Some come for two weeks, others zip around the North Coast 500 in a couple of days, admiring the emptiness of the Highlands from the tail-end of a motorhome queue. Then most of them leave.
In an independent Scotland, it could be so different.
Before we can have glens fit for the future, though, there are big issues to sort out, not least of which is that the land is currently neither affordable nor available – and as long as Scotland remains locked in a dance with its feudal past, nothing can change.
More than 400 years ago and before the advent of “the Great Sheep” to the Highlands, Timothy Pont’s maps showed Scotland’s glens were well populated with townships and summer sheilings in a delicate ecological balance.
We need to restore that.
In Professor Jim Hunter’s words: “There are millions of acres in the Highlands doing not an awful lot, producing not very much. When you think a very small plot … in many parts of the Highlands would sell for £100,000, there is something completely bizarre … when there is so much empty land.”
However, until we achieve an independent Scotland, and a new confidence to embrace radical ideas like Annual Ground Rent as our baseline revenue, we’ll not free ourselves from the straitjacket of the landed-gentry and their rigid class system.
As an architect, I’m not looking for an off-grid nirvana, but simply a formula to reconnect 21st-century lifestyles with nature and the use of appropriate local resources such as wind farms. There’s certainly no shortage of technical solutions available.
The technically refined timber systems for which Scotland has an enviable reputation would allow a range of house-sizes for singletons and intergenerational extended families, and all homes would be designed as close to zero-energy standards as possible. By using clusters and courtyards, we could avoid introducing suburban blight into these glorious spaces, so they’re designed for people, not cars.
Sheltered pockets of outdoor space using free-standing stone walls could anchor the settlements in the natural landscape to reference the traditional cottages and farmsteads left behind.
Glens of the Future will be populated by home workers, supported by satellite WiFi and self-sufficient with homegrown food.
The technology already exists.
There’s the bio-dome of the Eden project, not unlike a huge poly tunnel, made from material that weighs less than 1% of glass, is strong, transparent and a good insulator. These could support a range of fruit and veg grown on vertical frames fed by hydroponics – as demonstrated in pilot projects by Intelligent Growth Solutions in Inverkeithing.

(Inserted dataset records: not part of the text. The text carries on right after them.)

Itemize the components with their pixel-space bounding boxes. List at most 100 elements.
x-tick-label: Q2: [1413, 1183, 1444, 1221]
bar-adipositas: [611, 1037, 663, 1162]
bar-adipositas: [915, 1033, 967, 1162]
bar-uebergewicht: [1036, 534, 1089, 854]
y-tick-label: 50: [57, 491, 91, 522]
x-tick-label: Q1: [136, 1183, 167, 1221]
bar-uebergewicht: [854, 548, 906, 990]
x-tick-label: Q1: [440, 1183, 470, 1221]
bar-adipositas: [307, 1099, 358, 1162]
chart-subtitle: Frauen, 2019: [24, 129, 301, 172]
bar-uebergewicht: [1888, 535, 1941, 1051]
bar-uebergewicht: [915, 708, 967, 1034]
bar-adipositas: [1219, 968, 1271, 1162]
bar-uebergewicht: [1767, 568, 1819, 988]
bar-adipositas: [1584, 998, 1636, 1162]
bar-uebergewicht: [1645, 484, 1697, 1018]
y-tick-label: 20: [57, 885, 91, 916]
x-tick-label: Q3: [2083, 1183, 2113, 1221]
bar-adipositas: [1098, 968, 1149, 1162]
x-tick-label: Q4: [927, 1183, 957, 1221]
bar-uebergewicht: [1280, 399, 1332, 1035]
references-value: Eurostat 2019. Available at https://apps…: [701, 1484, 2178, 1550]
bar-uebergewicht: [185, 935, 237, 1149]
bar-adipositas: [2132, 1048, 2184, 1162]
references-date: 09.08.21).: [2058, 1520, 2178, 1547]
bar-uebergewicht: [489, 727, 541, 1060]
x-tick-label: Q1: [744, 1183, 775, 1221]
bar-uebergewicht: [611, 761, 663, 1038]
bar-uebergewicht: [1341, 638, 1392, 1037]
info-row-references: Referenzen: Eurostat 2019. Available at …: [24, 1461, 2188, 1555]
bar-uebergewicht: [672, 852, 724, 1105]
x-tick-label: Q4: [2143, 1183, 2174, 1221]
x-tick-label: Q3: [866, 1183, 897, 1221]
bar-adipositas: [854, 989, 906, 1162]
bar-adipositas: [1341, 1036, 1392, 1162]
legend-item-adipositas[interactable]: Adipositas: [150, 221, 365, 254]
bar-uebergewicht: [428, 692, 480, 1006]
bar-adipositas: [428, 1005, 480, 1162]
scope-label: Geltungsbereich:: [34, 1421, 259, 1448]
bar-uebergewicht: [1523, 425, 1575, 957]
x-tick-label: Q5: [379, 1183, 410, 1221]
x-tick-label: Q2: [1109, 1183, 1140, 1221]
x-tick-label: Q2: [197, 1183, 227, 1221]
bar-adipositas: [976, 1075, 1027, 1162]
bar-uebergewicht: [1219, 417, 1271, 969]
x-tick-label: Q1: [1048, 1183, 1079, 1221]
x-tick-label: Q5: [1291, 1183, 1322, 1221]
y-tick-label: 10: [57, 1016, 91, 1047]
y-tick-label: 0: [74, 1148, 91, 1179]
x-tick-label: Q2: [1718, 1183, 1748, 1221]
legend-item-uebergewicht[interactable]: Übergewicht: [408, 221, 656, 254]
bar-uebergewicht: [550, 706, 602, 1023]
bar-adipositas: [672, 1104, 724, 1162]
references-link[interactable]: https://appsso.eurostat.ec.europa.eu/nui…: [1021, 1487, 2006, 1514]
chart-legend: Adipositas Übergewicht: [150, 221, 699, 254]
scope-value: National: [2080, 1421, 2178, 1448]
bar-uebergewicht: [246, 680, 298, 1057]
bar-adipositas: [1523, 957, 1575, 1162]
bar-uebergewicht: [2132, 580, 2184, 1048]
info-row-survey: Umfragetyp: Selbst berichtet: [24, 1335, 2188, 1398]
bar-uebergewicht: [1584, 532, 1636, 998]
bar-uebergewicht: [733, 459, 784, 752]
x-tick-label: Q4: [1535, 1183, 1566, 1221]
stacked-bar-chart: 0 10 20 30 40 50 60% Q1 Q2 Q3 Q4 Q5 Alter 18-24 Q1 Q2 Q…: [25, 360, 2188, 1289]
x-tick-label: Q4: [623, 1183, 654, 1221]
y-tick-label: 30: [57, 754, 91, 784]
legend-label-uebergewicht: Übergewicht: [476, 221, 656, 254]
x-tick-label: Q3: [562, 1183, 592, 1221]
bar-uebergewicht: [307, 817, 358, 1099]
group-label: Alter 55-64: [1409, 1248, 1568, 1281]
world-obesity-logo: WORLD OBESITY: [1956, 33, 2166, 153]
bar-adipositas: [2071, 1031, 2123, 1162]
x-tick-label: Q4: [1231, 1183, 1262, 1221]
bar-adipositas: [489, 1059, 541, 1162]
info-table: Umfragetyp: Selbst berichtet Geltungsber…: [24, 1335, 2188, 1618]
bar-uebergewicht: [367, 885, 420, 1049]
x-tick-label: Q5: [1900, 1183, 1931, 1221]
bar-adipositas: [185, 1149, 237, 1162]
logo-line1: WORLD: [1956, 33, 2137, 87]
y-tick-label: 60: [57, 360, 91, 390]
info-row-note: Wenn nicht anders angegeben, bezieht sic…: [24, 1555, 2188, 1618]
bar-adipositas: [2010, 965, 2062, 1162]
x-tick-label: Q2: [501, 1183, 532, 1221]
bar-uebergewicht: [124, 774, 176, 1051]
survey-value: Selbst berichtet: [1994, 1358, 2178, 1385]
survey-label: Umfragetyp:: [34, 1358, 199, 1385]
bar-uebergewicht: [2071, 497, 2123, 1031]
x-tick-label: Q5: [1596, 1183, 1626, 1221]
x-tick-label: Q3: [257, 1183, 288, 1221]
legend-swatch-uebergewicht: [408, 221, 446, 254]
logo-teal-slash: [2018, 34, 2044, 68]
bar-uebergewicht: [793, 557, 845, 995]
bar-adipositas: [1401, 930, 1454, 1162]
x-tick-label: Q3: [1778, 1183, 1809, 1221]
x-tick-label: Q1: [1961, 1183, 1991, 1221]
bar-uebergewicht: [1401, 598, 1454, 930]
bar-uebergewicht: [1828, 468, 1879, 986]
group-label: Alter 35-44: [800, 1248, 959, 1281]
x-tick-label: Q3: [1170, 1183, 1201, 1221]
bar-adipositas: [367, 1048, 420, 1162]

If pineapples can grow in Cornwall’s domes – and tomatoes can grow in similar domes in sub-Arctic Iceland – how’s about Strathdearn pineapples with minimal food miles?
Biogas derived from the harvesting of vacuum toilets (used in planes) could heat the domes and water and, carefully managed with state-of-the-art graphene filters, would help minimise the community’s footprint.
This horticulture would sit alongside goats, sheep and pigs. We could have a buy, swap and sell market between different glen communities – just like the barter system of old. And shared mobile slaughterhouse facilities.
Refugees, whether fleeing war and persecution or merely escaping the pressures of urban life, could connect with young locals hoping to avoid the trek to the cities, and live together with a rootedness on the land that’s evaded previous generations.
I’d envisage a Re-imagined Highland Glens Authority in the new independent Scotland to kick it all off – and let new life emerge in Coignafeuinternich and all of Scotland’s other empty glens.